Treppendorf bei Burgebrach, Landkreis Bamberg. Dort hatte der Vater, der studierte Trompeter Hans Thomann senior, mit einem Wanderhandel und dem ersten Geschäftshaus direkt neben dem Wohnhaus der Familie 1954 den Grundstein gelegt. Sein ältester Sohn Hans, der schon als Bub seine Leidenschaft für Musik und "Deals" entdeckt hatte und im Laden mitarbeitete, übernahm die Firmenleitung 1990 und wurde damit auch Chef seiner vier Geschwister.

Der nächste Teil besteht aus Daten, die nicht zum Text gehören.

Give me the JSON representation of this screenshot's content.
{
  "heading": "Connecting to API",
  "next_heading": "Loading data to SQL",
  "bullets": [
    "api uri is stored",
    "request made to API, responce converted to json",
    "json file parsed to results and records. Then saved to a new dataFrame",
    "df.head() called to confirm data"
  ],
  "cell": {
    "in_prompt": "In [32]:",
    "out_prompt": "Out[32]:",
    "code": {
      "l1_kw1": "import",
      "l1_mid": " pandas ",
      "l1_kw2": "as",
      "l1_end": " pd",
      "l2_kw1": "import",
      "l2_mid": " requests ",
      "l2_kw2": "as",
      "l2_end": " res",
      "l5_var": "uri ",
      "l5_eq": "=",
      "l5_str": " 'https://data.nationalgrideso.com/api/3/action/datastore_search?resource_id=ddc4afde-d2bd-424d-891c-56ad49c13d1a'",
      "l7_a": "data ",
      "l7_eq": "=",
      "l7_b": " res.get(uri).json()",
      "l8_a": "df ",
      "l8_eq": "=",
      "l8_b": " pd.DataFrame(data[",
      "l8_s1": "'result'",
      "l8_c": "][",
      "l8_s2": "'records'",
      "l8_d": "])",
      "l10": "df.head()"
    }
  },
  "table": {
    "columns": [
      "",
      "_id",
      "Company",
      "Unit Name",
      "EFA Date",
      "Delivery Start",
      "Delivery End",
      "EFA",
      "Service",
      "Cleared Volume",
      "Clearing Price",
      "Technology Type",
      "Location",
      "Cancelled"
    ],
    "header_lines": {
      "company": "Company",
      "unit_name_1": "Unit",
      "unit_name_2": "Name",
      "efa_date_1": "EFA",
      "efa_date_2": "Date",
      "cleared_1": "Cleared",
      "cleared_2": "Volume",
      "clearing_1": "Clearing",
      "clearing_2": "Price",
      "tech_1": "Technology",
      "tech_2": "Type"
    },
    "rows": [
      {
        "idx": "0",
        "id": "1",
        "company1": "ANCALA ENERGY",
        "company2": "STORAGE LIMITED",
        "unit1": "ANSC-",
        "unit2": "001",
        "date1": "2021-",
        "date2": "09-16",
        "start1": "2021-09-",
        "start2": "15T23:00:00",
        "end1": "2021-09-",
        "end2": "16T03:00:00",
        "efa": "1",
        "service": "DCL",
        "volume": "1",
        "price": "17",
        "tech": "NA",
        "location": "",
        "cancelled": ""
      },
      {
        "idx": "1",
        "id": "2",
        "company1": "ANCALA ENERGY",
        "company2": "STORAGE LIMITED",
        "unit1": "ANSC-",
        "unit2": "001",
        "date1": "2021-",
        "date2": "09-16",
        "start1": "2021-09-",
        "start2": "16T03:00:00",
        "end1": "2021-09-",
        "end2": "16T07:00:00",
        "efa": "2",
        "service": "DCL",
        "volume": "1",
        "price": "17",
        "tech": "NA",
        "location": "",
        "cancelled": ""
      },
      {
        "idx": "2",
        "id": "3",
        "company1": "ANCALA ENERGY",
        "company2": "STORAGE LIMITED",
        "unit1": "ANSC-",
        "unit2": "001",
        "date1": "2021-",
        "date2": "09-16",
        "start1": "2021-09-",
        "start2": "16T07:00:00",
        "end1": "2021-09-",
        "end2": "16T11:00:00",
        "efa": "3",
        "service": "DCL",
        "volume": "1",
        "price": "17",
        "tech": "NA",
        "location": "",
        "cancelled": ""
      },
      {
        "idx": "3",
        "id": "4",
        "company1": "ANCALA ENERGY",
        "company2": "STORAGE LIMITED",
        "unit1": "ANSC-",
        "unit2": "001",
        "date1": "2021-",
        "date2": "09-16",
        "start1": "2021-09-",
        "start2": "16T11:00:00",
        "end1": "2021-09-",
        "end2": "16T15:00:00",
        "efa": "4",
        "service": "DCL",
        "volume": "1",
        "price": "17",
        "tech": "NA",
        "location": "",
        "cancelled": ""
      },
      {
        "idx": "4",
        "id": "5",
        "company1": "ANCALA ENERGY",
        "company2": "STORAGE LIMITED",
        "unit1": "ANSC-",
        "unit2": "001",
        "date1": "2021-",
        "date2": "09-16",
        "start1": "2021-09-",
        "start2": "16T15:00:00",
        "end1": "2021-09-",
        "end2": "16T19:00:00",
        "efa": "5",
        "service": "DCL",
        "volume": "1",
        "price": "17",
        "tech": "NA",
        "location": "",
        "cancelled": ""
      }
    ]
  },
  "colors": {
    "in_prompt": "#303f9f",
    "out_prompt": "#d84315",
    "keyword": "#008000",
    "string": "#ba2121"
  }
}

Seitdem wird gebaut, gebaut und gebaut. Büros, immer wieder Logistik , Werkstätten, ein Amphitheater für Veranstaltungen, ein Restaurant und natürlich der Laden, in dem laufend die zehn Fachabteilungen renoviert und erweitert werden. Gefühlt steht jedes Mal, wenn man zu Thomann kommt, ein neues Gebäude auf dem mittlerweile 50 000 Quadratmeter großen Campus.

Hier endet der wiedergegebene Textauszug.